First you choose your largest, healthiest heads. You do not want shriveled, dry garlic as it may not sprout. The two smaller heads were from bulbils off garlic scapes.
Choose your plot. I usually plant mine at an edge or in an out of the way spot. I tilled and raked the area.
I dug two more or less straight rows about a foot and a half apart.
Lulu came by to inspect my work.
It didn't quite pass as she had to do some minor adjustments to the rows.
Break the head of garlic into cloves. I usually plant only the largest cloves and use the rest for cooking but since I am going away for a couple of weeks I just planted everything. I also decided that since I planted the bulbils off the garlic scapes this year and they grew fairly well, smaller cloves will work fine.
Press the clove, whisker side down into the dirt.
Cover the garlic with soil.
You now have to cover the garlic for the winter. I use hay as it works well plus you don't have to remove it in the spring, the garlic just grows up through it.
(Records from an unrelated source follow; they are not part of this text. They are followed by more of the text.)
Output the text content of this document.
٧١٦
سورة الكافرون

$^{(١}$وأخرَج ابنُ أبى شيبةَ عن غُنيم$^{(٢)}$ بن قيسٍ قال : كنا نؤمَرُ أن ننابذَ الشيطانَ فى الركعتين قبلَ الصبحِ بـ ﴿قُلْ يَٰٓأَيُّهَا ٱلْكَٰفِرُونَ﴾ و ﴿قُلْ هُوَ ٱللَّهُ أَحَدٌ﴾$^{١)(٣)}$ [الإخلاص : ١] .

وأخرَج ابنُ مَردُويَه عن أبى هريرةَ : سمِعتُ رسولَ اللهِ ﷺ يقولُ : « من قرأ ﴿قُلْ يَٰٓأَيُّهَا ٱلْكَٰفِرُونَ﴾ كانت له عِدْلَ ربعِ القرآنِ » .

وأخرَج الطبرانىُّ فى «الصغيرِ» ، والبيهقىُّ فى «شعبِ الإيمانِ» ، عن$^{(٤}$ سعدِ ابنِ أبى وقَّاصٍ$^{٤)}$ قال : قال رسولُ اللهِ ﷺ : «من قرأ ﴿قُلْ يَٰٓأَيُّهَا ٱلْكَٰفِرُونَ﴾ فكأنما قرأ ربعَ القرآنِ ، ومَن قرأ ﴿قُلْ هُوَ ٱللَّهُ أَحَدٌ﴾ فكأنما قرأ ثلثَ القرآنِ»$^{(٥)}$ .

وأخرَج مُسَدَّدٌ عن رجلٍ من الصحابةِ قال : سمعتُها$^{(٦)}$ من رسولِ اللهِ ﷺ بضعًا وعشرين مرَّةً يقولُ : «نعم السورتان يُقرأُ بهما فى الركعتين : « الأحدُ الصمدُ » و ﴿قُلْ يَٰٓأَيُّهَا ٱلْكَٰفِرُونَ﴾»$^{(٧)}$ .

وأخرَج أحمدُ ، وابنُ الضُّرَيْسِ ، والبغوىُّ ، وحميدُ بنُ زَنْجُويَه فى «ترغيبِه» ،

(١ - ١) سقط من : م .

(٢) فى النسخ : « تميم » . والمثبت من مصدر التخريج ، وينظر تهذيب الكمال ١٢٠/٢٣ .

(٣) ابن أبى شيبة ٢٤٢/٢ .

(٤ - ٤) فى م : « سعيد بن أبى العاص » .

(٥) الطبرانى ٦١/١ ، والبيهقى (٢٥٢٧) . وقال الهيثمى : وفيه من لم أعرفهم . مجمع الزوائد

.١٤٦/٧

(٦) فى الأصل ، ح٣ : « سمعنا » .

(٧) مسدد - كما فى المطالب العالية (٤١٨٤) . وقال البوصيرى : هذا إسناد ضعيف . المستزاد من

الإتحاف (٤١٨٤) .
The first year I lived here, I planted garlic in the fall but did not know enough to cover it. It sprouted and grew and then when the weather froze, there was no protection and the garlic did not regrow the following spring.
Here the hay is spread on the rows and everything is good to go for the winter.
Here is the inspector checking out the laying of the hay.
Lulu must be satisfied with my work because after eating a few seeds from the hay, she decided it was fine and found a sunny spot to have a dust bath in the newly tilled garden.